0.3. Ecosystem
Which components form the course stack?
Each component owns one clear boundary:
| Layer | Component | Responsibility |
|---|---|---|
| Application | Google ADK | Agent loop, sessions, tools, callbacks, workflows, and A2A serving. |
| Connectivity | agentgateway | MCP, A2A, and model routing with policy and telemetry. |
| Platform | kagent | Kubernetes custom resources and lifecycle for agent workloads. |
| Experiment and traces | MLflow | Prompt versions, evaluations, runs, and trace exploration. |
| Telemetry | OpenTelemetry | Vendor-neutral collection and export of runtime signals. |
| Metrics | Prometheus and Grafana | Queryable time series, dashboards, and alerts. |
| Local model | Ollama and Qwen3 | Apache-2.0 open-weight inference without a provider account or fee. |
What does Google ADK own?
ADK is the Python framework in the application process. It defines agents and tools, manages the model/tool loop, persists sessions, runs callbacks, and exposes the Ops Copilot over A2A. The repository pins and locks the Python dependency; it does not rely on whichever version happens to be newest.
ADK is not the gateway, model provider, Kubernetes operator, or observability backend. Keeping those responsibilities separate makes the application portable and each boundary testable.
What does agentgateway own?
agentgateway is an open-source HTTP and gRPC data plane for ordinary services plus AI-native MCP, A2A, and LLM traffic. In this course it exposes three explicit listeners:
:3000for MCP tool traffic.:3001for A2A traffic.:4000for an OpenAI-compatible model endpoint.
The agent uses an OpenAI-compatible model contract directly against Ollama in Chapters 2-4. Chapter 5 changes its base URL to agentgateway, which routes to Ollama/Qwen3 locally. The optional GKE profile changes the gateway backend to Vertex AI/Gemini and obtains cloud identity through Workload Identity Federation; the Python agent does not acquire a provider-specific cloud key.
What does kagent own?
kagent is a CNCF Sandbox project that manages agents as Kubernetes resources. The course installs its pinned Helm chart and submits a type: BYO Agent, which tells kagent to run the course's own A2A-compatible image.
The application remains responsible for its logic and sessions. kagent remains responsible for translating the custom resource into a Kubernetes workload.

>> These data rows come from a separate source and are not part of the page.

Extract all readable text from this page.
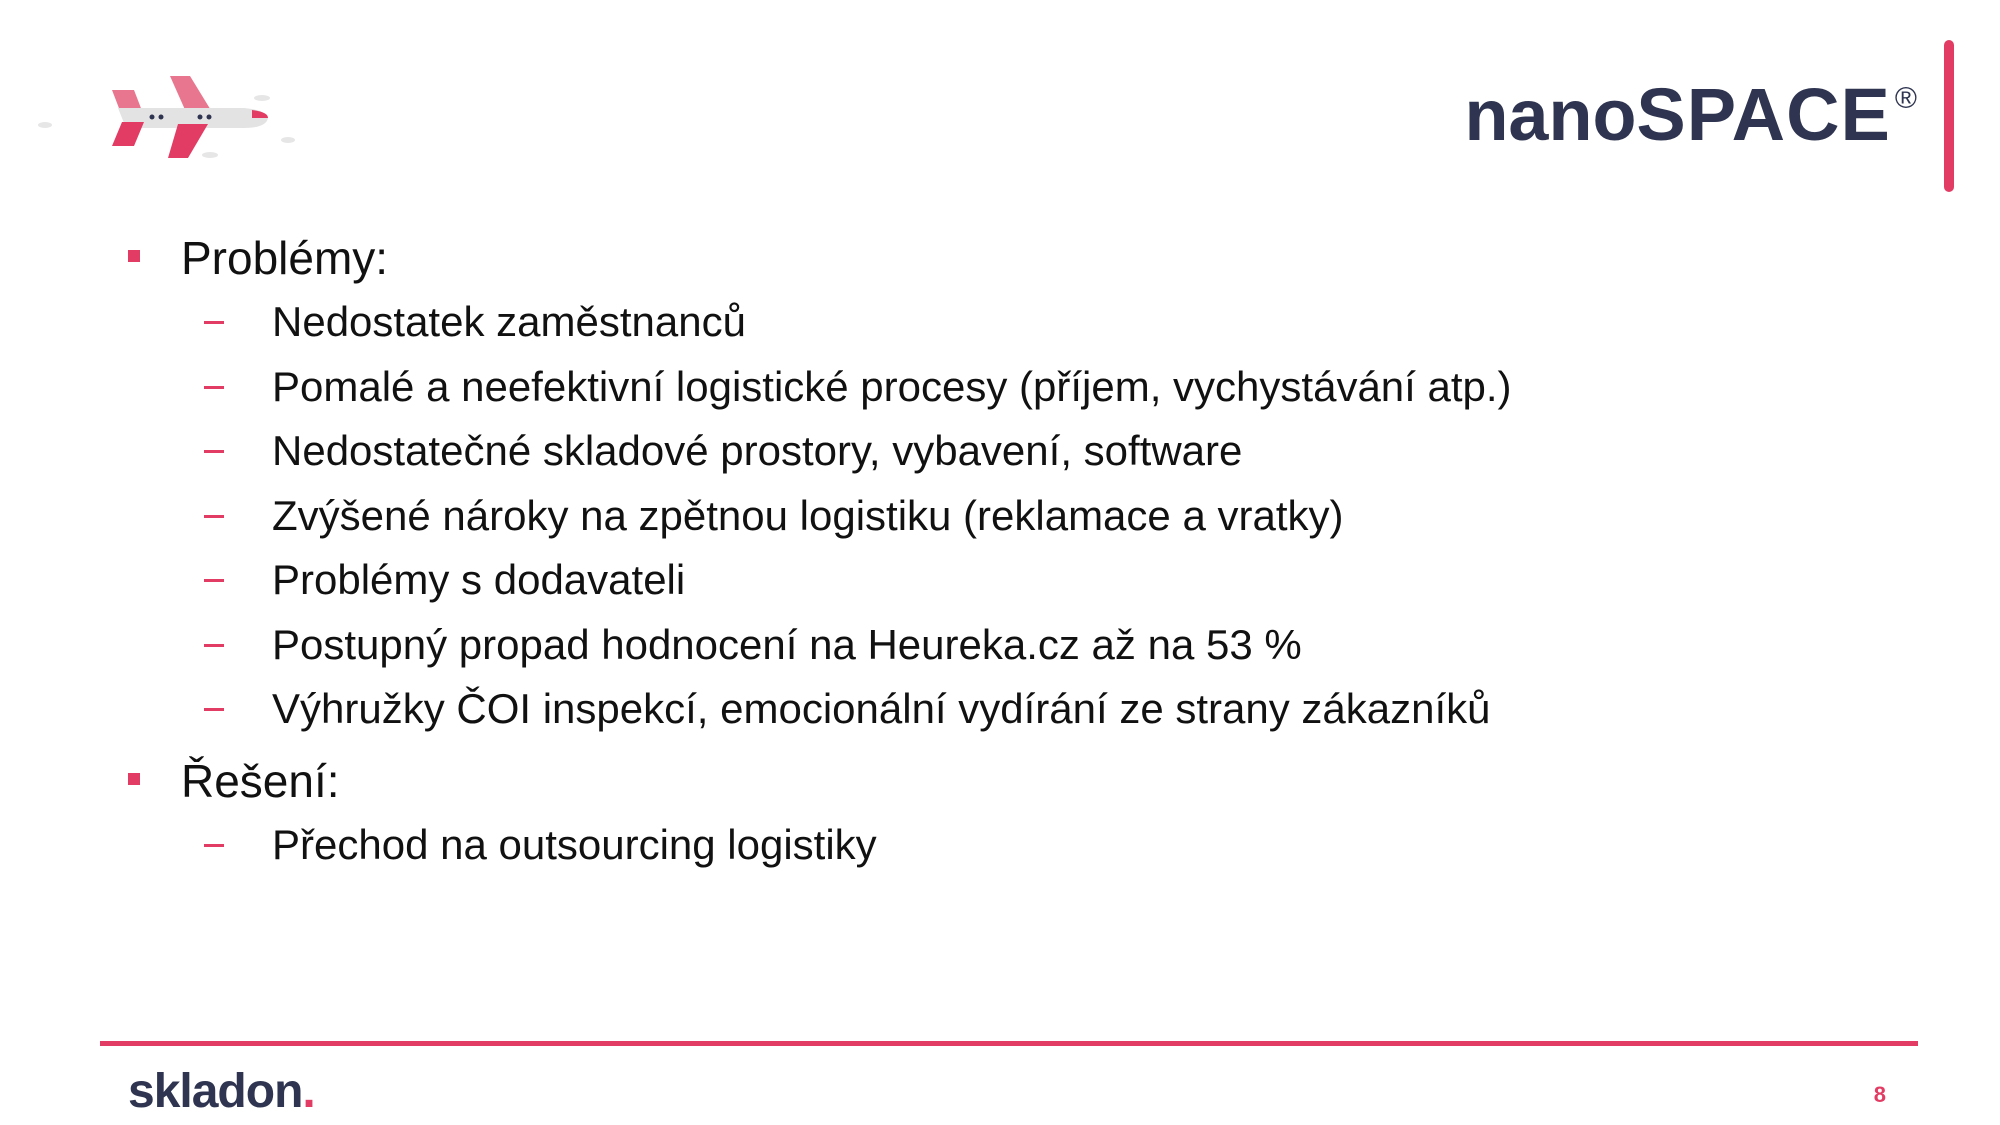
nanoSPACE ®
Problémy:
Nedostatek zaměstnanců
Pomalé a neefektivní logistické procesy (příjem, vychystávání atp.)
Nedostatečné skladové prostory, vybavení, software
Zvýšené nároky na zpětnou logistiku (reklamace a vratky)
Problémy s dodavateli
Postupný propad hodnocení na Heureka.cz až na 53 %
Výhružky ČOI inspekcí, emocionální vydírání ze strany zákazníků
Řešení:
Přechod na outsourcing logistiky
skladon.	8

This distinction is why the same container can run without kagent during host development.
Why use both MLflow and OpenTelemetry?
OpenTelemetry is the transport and semantic layer. The collector receives OTLP from the application and gateway, derives span metrics for Prometheus, and sends traces to MLflow. MLflow adds an agent-specific workspace for experiments, prompts, evaluations, and traces. Neither is hidden behind a hosted SaaS account in the course.
Which open standards connect the components?
- MCP describes how an agent discovers and invokes tools and resources.
- A2A describes how independently deployed agents advertise capabilities and exchange tasks.
- OpenTelemetry describes and transports traces, metrics, and logs.
- OCI images package the same application for local and cloud runtimes.
- AGENTS.md gives coding agents repository-local instructions.
Standards reduce coupling; they do not guarantee interoperability by themselves. The course pins implementations and verifies the concrete versions together.
Where do the AAIF and CNCF fit?
The Agentic AI Foundation is a Linux Foundation home for open agent infrastructure, including agentgateway, MCP, and A2A. The Cloud Native Computing Foundation stewards Kubernetes, Prometheus, and kagent among many other projects. Foundation status is useful governance context, not evidence that a pre-1.0 API is stable.
What should you verify before upgrading the stack?
Read release notes and schemas, update one component at a time, regenerate locks, and run:
For an infrastructure upgrade, also render and validate the manifests before a local skaffold run -p local. Never infer compatibility from a project name or a floating latest tag.